The workflow is relatively straightforward. On every release, the working directory is changed to main, Terraform is set up, the working directory is initialized, and then the validate, plan and apply steps are performed. Note that our workflow is dependent on the secret GOOGLE_CREDENTIALS being available, so we also need to add our infrastructure service account key to the repository. To do so, simply copy and paste the contents of infra_service_account.json to the secret called GOOGLE_CREDENTIALS in our repository, similar to how we did that for pushing our Docker images through GitHub Actions.

Optionally, also add a file called on-pull-request.yml to the workflows directory. The file is relatively long, so instead of showing the contents of that file on this page, you can find it here. This workflow will run on every pull request, and it will automatically run the fmt, validate, and apply steps with the proposed changes. It will then add the output of these steps in a comment to the Pull Request, so the proposed changes can easily be evaluated:

Before we commit our changes and push them to our repository, we set the value of first_time in main/variables.tf to false and we set the value of docker_image to my-api:0.0.1, since we used the tag 0.0.1 to release our API earlier.
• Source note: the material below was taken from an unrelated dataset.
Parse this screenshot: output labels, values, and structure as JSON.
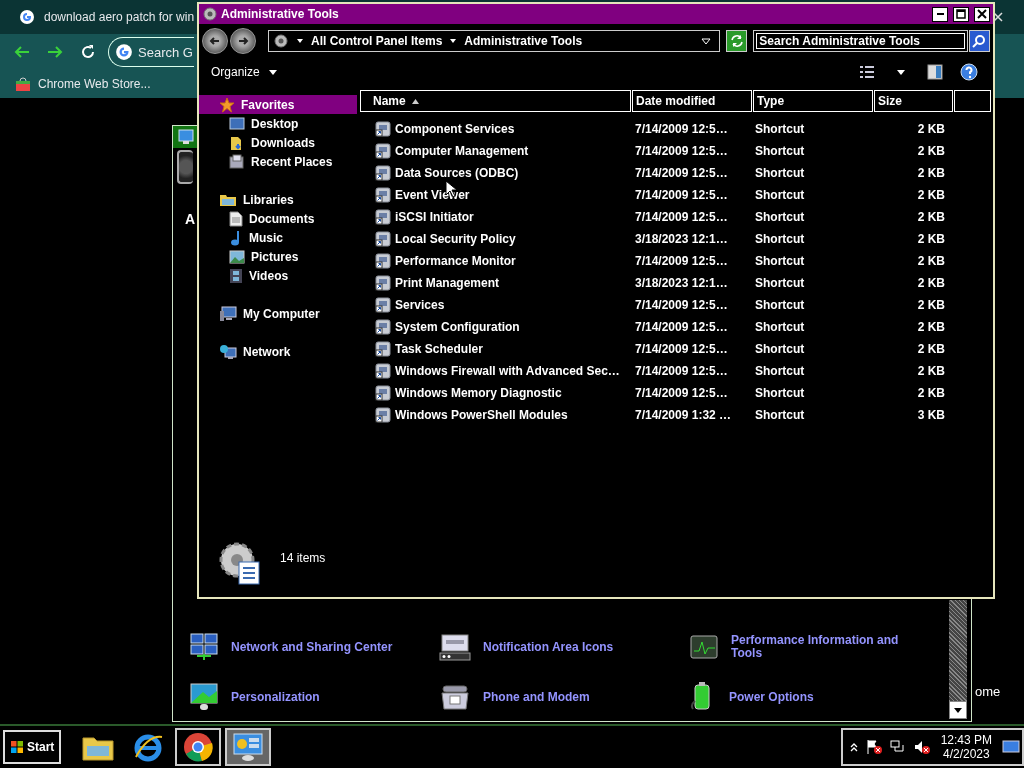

Then we create a new branch with the name cicd and commit and push our changes to that branch:

git checkout -b cicd
git add .
git commit -m 'configured backend and added CI/CD'
git push origin cicd

Navigate to your repository on GitHub and create a Pull Request from the cicd branch into main, and within half a minute we should see a comment from the github-actions bot in our Pull Request with the proposed changes. Review the Terraform plan, and then merge the pull request. To finalize our deployment create a new release on main with the tag 0.0.1 (the tag does not necessarily have to be the same as the tag we used for our Docker image, but in this case it makes sense to do so). A new GitHub Action should be started which should take about a minute to run. To find our API's URL, we can navigate to Actions > All workflows > 0.0.1 > Terraform > Terraform apply, where we can find the following output:

Apply complete! Resources: 2 added, 0 changed, 0 destroyed.
Outputs:
cloud_run_instance_url = "https://<some-link>.a.run.app"

And when we open the link, we see the result of all our hard work!

...

...

Hello, World!

Slightly anticlimactic for two full tutorial's worth of work.
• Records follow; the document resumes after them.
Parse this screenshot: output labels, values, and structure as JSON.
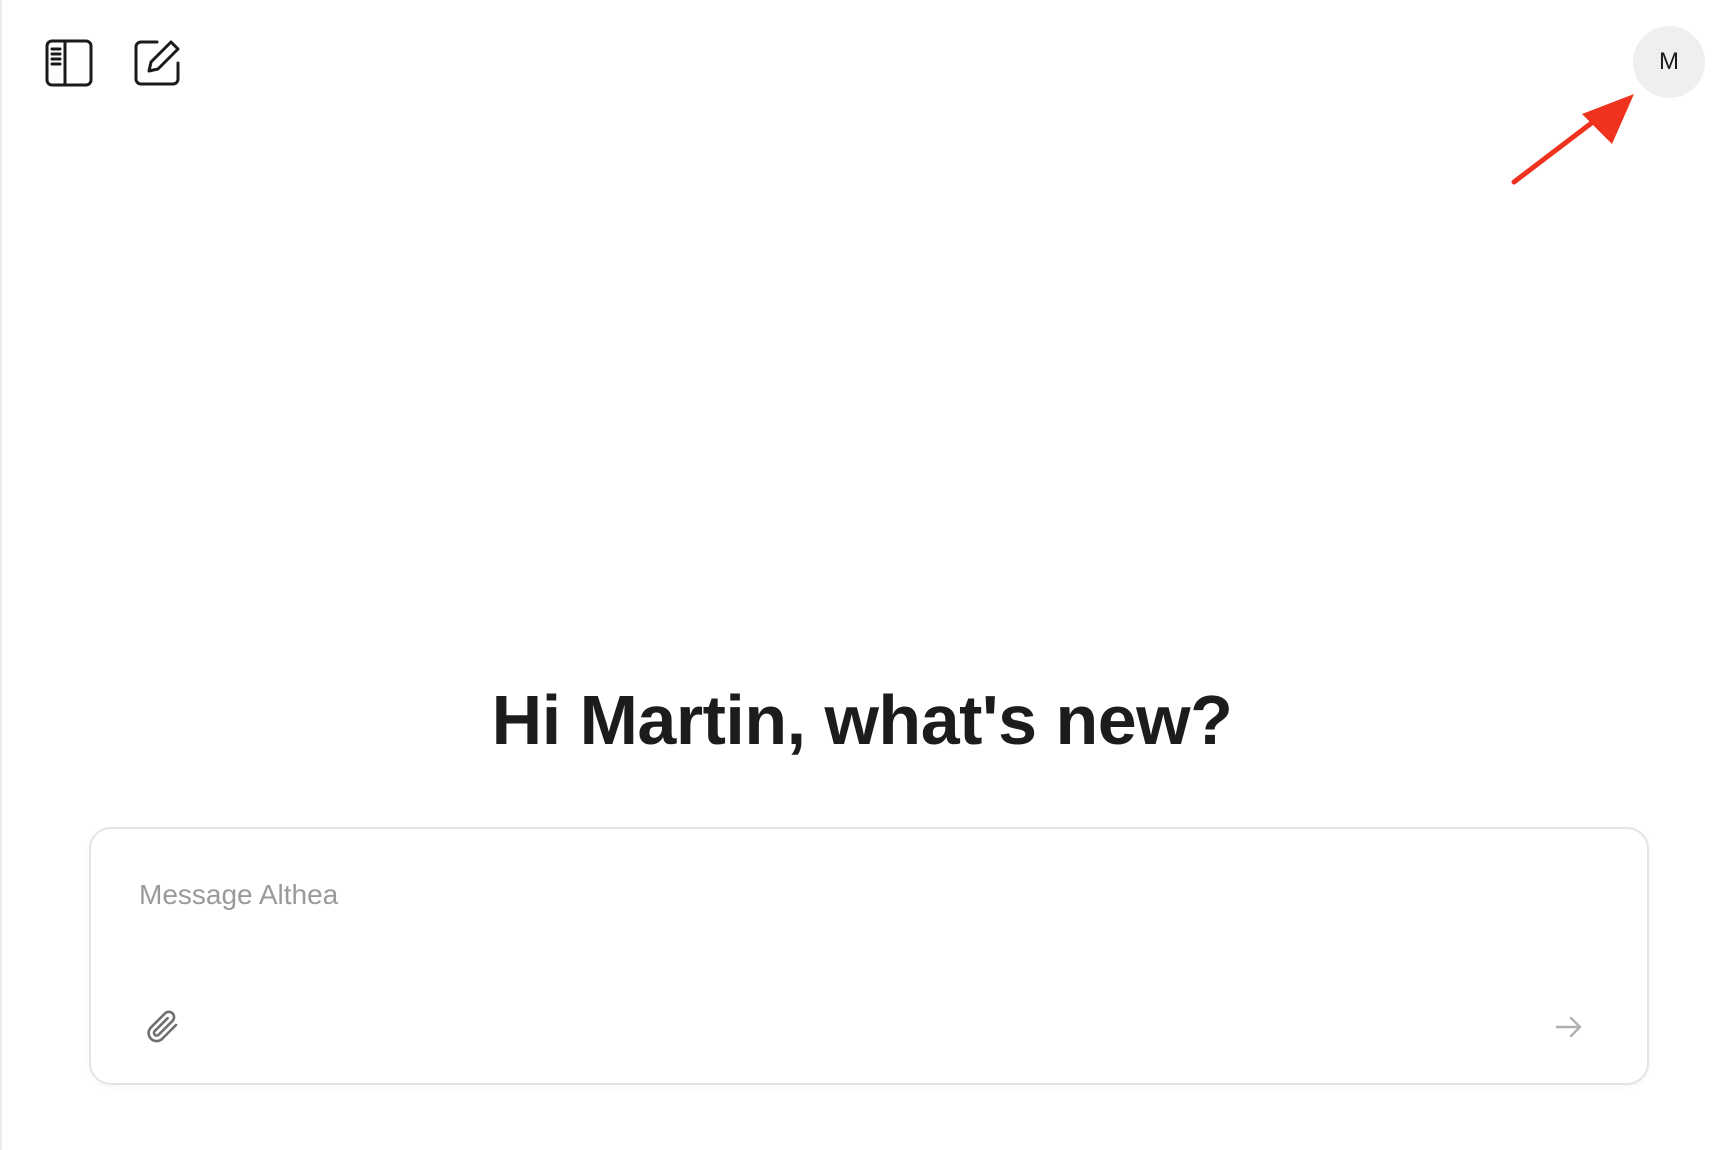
{
  "header": {
    "sidebar_toggle_icon": "sidebar-icon",
    "new_chat_icon": "edit-icon",
    "avatar_initial": "M"
  },
  "main": {
    "greeting": "Hi Martin, what's new?"
  },
  "composer": {
    "placeholder": "Message Althea",
    "value": "",
    "attach_icon": "paperclip-icon",
    "send_icon": "arrow-right-icon"
  },
  "annotation": {
    "arrow_color": "#f0331e"
  }
}
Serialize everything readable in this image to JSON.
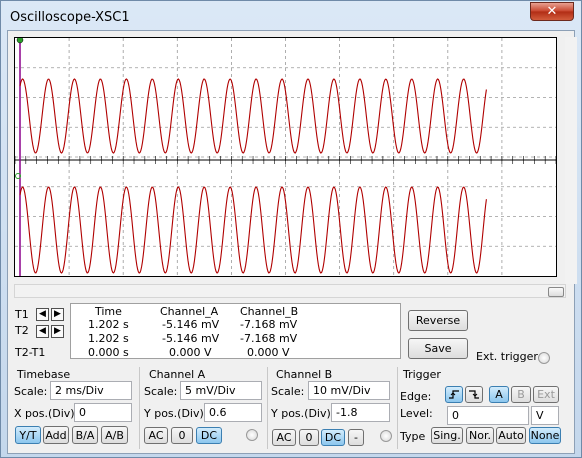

But hey, this was just the start! Now we can start to actually develop our API and extend the infrastructure. Developing, extending, deploying and collaborating on whatever it is we want to build should be a hundred times easier now that we've we've spend some time developing a solid basis to start from.
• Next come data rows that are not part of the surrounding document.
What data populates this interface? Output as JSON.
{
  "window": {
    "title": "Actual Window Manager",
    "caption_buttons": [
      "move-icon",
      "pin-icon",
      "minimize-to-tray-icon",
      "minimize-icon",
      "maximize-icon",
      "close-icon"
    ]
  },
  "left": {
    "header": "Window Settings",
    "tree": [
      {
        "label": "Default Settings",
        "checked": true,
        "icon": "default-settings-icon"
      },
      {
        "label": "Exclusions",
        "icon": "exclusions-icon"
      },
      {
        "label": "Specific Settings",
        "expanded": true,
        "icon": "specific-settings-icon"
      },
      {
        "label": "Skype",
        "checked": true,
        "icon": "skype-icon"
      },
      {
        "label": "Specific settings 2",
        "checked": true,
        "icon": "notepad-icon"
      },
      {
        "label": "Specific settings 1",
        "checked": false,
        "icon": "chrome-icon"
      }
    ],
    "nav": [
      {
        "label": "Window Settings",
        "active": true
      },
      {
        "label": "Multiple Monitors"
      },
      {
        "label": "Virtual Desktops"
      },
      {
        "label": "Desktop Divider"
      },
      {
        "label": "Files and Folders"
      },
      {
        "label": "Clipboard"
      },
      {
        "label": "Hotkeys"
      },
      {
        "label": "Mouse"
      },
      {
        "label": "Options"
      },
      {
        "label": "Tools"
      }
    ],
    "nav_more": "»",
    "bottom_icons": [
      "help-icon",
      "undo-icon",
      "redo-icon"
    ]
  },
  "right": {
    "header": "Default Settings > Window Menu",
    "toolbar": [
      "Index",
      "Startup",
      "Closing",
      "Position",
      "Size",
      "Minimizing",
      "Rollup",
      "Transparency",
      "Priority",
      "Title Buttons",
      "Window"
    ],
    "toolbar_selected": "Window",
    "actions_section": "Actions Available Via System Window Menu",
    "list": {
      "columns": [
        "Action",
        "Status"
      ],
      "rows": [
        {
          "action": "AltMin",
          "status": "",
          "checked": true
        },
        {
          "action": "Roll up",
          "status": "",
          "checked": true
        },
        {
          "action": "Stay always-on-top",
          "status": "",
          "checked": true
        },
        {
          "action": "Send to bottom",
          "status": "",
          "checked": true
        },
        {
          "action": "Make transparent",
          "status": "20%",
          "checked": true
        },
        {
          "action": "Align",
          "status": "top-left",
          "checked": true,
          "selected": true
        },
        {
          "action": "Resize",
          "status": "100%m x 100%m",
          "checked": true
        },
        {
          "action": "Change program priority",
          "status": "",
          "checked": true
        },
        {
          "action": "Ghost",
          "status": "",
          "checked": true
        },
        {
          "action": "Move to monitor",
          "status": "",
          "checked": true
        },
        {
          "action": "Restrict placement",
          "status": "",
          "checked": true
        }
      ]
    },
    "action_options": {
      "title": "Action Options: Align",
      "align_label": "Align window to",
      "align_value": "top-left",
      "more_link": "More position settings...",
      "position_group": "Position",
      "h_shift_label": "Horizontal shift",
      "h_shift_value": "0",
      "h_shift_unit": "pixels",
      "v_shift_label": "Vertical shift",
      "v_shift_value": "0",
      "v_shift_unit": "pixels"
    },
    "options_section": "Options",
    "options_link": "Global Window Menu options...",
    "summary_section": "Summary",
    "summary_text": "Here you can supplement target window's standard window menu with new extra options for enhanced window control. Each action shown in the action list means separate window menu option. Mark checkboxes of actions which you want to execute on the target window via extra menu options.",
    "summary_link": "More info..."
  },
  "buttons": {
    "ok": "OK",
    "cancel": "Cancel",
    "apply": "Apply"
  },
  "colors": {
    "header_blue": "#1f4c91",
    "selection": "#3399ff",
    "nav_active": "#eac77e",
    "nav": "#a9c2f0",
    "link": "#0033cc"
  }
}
There's also still room left for improvement. We can remove some of the hardcoded variables in our GitHub workflows and replace them with environment variables. Also our main/main.tf file has become quite long, maybe we should spend some time refactoring it into modules. That will also reduce the explicit depend_on and count statements that we have written. Another important feature that is still missing is the support for multiple staging environments.

But that's out of scope for this tutorial, it's already long enough. I hope it was helpful, if you have any feedback; please let me know.